This has become an iconic photograph, used in books, articles and other publications to illustrate both 19th-century sewer building and, more specifically, the process of building a combined sewer in a stream bed. The stream, Mill Creek, rises near Narbeth, in Montgomery County, PA, and once flowed for five miles through West Philadelphia, from the aptly-named Overbrook railroad station near 63rd St. and City Avenue down to the Schuylkill River along the line of 43rd Street.

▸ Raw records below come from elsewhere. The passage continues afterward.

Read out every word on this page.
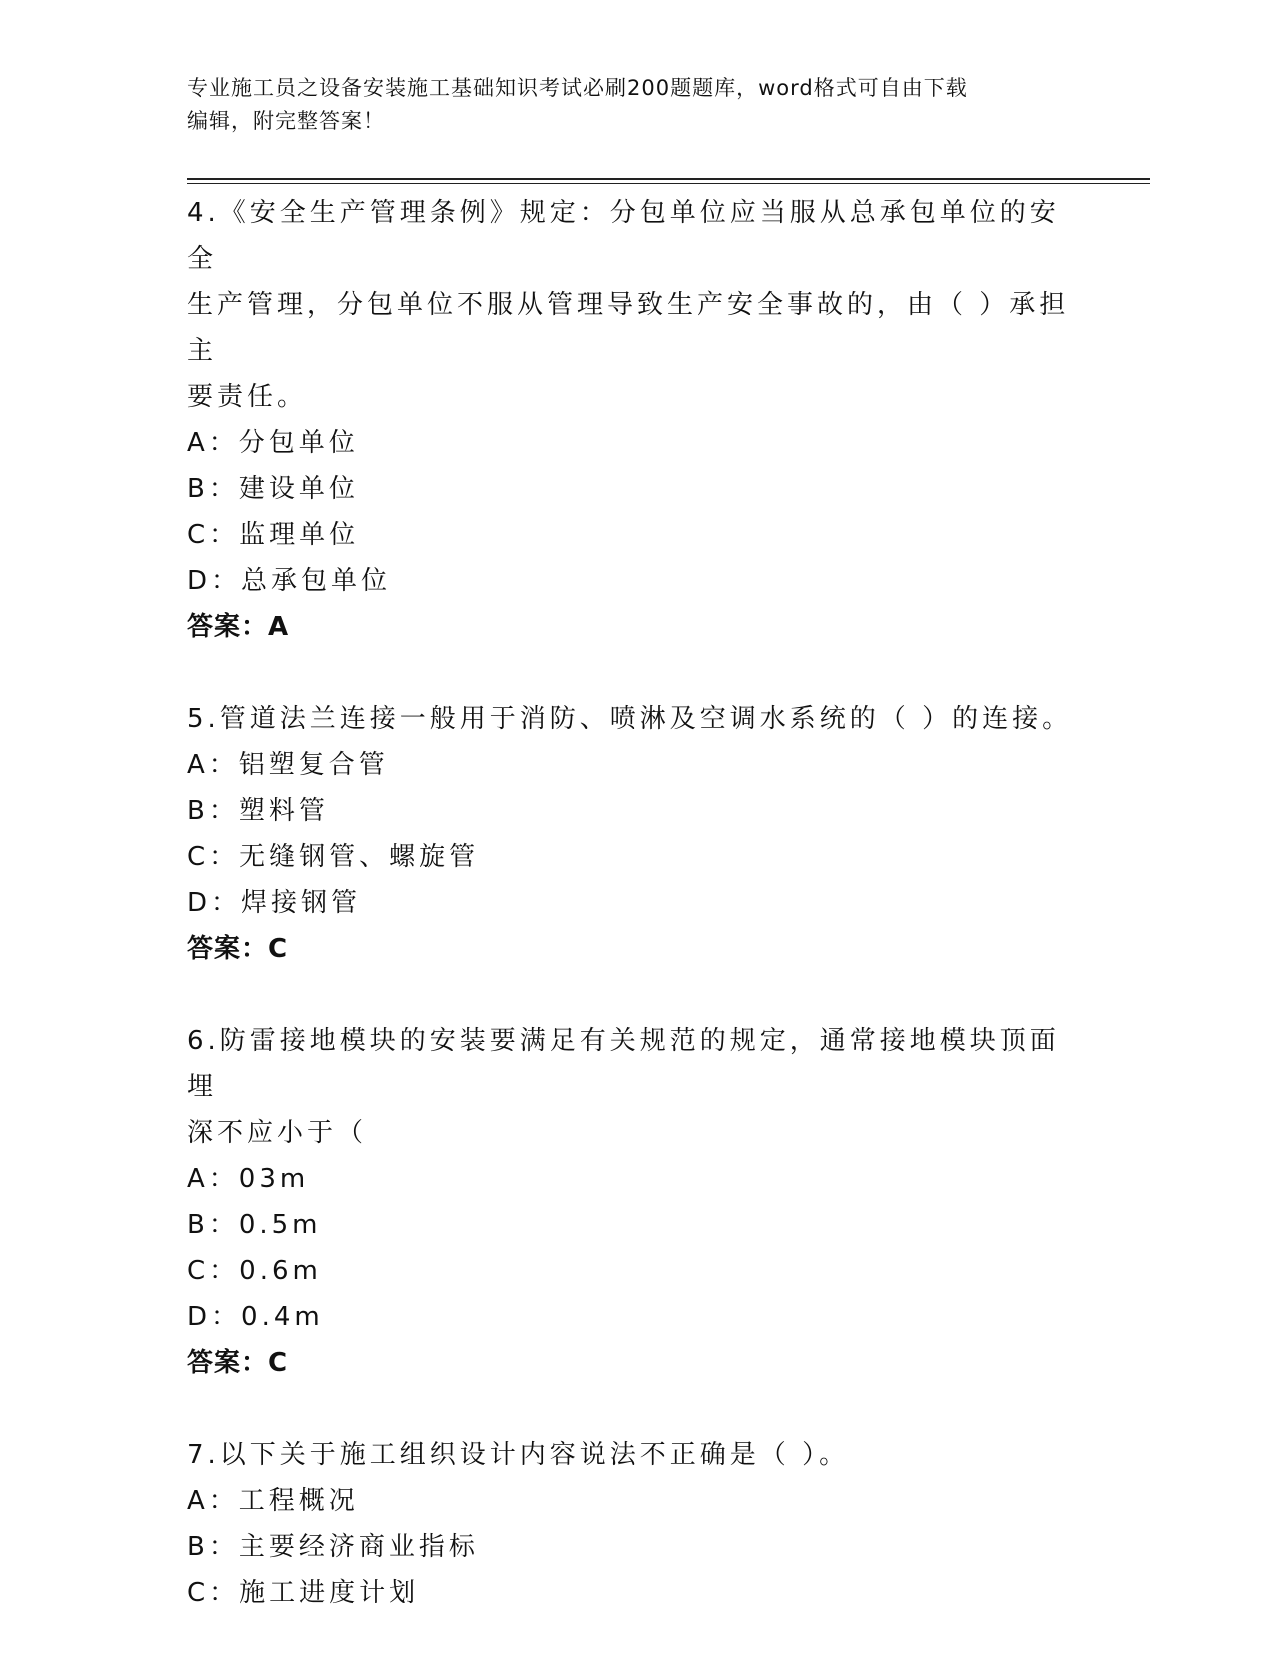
专业施工员之设备安装施工基础知识考试必刷200题题库，word格式可自由下载
编辑，附完整答案！
4.《安全生产管理条例》规定：分包单位应当服从总承包单位的安全
生产管理，分包单位不服从管理导致生产安全事故的，由（ ）承担主
要责任。
A：分包单位
B：建设单位
C：监理单位
D：总承包单位
答案：A
5.管道法兰连接一般用于消防、喷淋及空调水系统的（ ）的连接。
A：铝塑复合管
B：塑料管
C：无缝钢管、螺旋管
D：焊接钢管
答案：C
6.防雷接地模块的安装要满足有关规范的规定，通常接地模块顶面埋
深不应小于（
A：03m
B：0.5m
C：0.6m
D：0.4m
答案：C
7.以下关于施工组织设计内容说法不正确是（ ）。
A：工程概况
B：主要经济商业指标
C：施工进度计划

Today, only the section of creek in Montgomery County remain above ground; within the city limits, the main creek and all its tributaries were incorporated into the Philadelphia sewer system, a 30-year project that began in 1869 and ended around 1900.

The bottom half of the sewer, called the invert, was already constructed by the time this photograph was taken, and Mill Creek had already been diverted into this artificial channel. The masons are now constructing the top half of the sewer, called the arch. You can see the circular wooden form on which the bricks are being laid, two bricks thick at the top. The form is about 20 feet long, and once the mortar sets the form will be dismantled and reconstructed to build the next 20 foot section.

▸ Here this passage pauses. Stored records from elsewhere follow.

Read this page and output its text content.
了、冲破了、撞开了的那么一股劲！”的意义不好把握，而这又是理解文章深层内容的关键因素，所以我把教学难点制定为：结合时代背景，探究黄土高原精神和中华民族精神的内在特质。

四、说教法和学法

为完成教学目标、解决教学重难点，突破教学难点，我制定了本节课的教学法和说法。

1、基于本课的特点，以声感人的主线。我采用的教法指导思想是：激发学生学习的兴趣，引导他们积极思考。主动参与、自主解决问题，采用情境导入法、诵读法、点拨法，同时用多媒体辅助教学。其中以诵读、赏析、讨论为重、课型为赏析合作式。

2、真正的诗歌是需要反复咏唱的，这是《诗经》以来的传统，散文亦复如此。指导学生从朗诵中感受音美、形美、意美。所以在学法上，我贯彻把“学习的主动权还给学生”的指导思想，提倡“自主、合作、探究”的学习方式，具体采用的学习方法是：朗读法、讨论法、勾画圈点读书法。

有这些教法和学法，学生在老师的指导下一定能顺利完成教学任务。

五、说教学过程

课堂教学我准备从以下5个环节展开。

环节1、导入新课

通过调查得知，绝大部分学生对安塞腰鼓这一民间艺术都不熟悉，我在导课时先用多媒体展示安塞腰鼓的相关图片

Some of the workers have stood still for the camera’s long exposure, while those who moved while the shutter was open appear only as see-through ghosts. Two children look to be on their way to or from (or maybe skipping) school to observe the work. In the upper right is a textile factory building that had used the water of Mill Creek for industrial processes such as washing, bleaching and dyeing; now it will have to use city water for these purposes. On the left a remnant of the natural creek bed is visible, and in the background are houses that have already been built right up to the edge of the work in progress.

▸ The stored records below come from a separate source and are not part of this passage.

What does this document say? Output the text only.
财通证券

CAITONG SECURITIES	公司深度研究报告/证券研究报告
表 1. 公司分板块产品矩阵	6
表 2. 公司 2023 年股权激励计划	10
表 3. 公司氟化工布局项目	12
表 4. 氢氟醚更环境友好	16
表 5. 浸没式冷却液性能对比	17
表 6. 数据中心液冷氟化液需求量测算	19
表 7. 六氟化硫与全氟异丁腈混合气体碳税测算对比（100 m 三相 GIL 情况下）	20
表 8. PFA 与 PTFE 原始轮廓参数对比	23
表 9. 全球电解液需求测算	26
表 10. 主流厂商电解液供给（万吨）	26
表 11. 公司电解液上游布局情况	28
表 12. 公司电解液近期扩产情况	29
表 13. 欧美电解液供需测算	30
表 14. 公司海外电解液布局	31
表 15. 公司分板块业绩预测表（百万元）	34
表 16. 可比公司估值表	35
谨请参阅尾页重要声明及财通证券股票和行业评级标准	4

After the sewer was completed, the land was filled about 30 feet above the original stream bed, the grid of streets was laid across the valley, and this once-rural area was transformed into part of urbanized Philadelphia by the development that quickly followed. The sewage of these new houses and businesses, carried by a system of tributary pipes, flowed into the Mill Creek Sewer, along with stormwater and the remnant flow of the above-ground portion of the stream. With the creek buried out of sight, it quickly dropped out of mind, and people who lived in the neighborhood called Overbrook, or even one called Mill Creek, could not tell you the source of those names. Meanwhile, forgotten or not, the old mill stream, now conscripted to the dirty job of carrying away a neighborhood’s wastes, still rolls on, beneath the streets.